Height Required for Rollercoaster to Remain on the Track

[B3NR4Y]

Homework Statement

A roller-coaster car initially at a position on the track a height h above the ground begins a downward run on a long, steeply sloping track and then goes into a circular loop-the-loop of radius R whose bottom is a distance, d, above the ground in the figure. Ignore friction. At what minimum value of the starting height h above the ground must the car begin its journey if it is to remain on the track at the top of the loop?

Homework Equations

a=v²/r
Energy is conserved

The Attempt at a Solution

The first parts of the problem had me calculate the speed at the bottom of the loop, a quarter of the way up the loop, the normal force at the bottom and the normal force at a quarter of the way up. I got the following answers:
v_{bottom} = \sqrt{2gh-2gd} I got this by energy conservation. F^{N}_{bottom} = m\frac{2gh-2gd}{R}+mg I got this by circular motion, where I know the acceleration is given by a=v²/r, which would be the sum of the forces in the y direction, I just solved for the normal force. v_{\frac{1}{4}} = \sqrt{2gh-2g(d+R)} I got this by geometry and energy conservation. The normal force at that position is F^{N}_{\frac{1}{4}} = m\frac{2gh-2g(d+R)}{R}. Using these I calculated the Normal force at the top of the loop and the velocity at the top of the loop.

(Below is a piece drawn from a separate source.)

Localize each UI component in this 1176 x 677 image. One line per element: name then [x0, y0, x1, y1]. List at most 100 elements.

I got v_{top} = \sqrt{2gh-2g(2R+d)}. The Normal force is F^{N}_{top} = mg - \frac{2gh-2g(2R+d)}{R}. I'm not sure where to start. For it to stick to the top, it would have to have enough energy to make it to the top of the loop, so I tried an answer of 2R+d, but that's wrong. I just need a hint, really.

 

[Simon Bridge]

To have enough energy to make it to the top of the loop, it needs only for h=2R+d.
However, that would make it stop at the top of the loop, and fall down.

What do you need for it to stick and keep going in a circle?
Hint:
At the top of the loop - what are the forces?
You can get an expression for the initial potential energy of the car - what is the potential energy at the top of the loop?
What is the kinetic energy?

 

[B3NR4Y]

At the top of the loop the forces are the centripetal force and the force of gravity, I think.
At the top of the loop, it's potential energy would be mg(2R+d), and the kinetic energy would be 1/2 (m) (2gh-2g(R+d)

For it to not fall down, it would have to have enough speed to maintain a circular motion, I suppose, but I am not sure where to start figuring that out. It confuses me that the normal force and the force of gravity act in the same direction, and all the forces on the object seem to be down yet it doesn't fall down. I guessed that the cart would have to be going around the circle at the top point faster than it is falling for it to stay in touch with the tracks, but that doesn't help me solve the problem. I'm confused the more I think of it.

 

[Orodruin]

What force is necessary to keep the cart in circular motion when it reaches the top? What force is generally required to keep an object in circular motion?

 

[Ray Vickson]

At the top of the loop the forces are the centripetal force and the force of gravity, I think.
At the top of the loop, it's potential energy would be mg(2R+d), and the kinetic energy would be 1/2 (m) (2gh-2g(R+d)

For it to not fall down, it would have to have enough speed to maintain a circular motion, I suppose, but I am not sure where to start figuring that out. It confuses me that the normal force and the force of gravity act in the same direction, and all the forces on the object seem to be down yet it doesn't fall down. I guessed that the cart would have to be going around the circle at the top point faster than it is falling for it to stay in touch with the tracks, but that doesn't help me solve the problem. I'm confused the more I think of it.

At the top both forces point down, so the direction of acceleration is downward. If it has some horizontal velocity at that time, it will start to curve down, just enough to follow the downward-curving track.

 

[B3NR4Y]

The force needed for it to stay in circular motion is the centripetal force, so F^C = mv^2/R

F_g=F^C
mg = mv^2/R, I know v already
so I solved for it and v=\sqrt{Rg} and since I know v to be \sqrt{2gh-2g(2R+d)} I can put it into that equation and get 2gh-2g(2R+d) = Rg. Then I solved this equation for h, I got \frac{R+2(2R+d)}{2} = h

Am I doing this right or did I make a stupid mistake?

 

[Orodruin]

Looks reasonable.

 

[mfb]

The answer is correct. I would write it as d+2R+R/2 or d+5/2 R, however.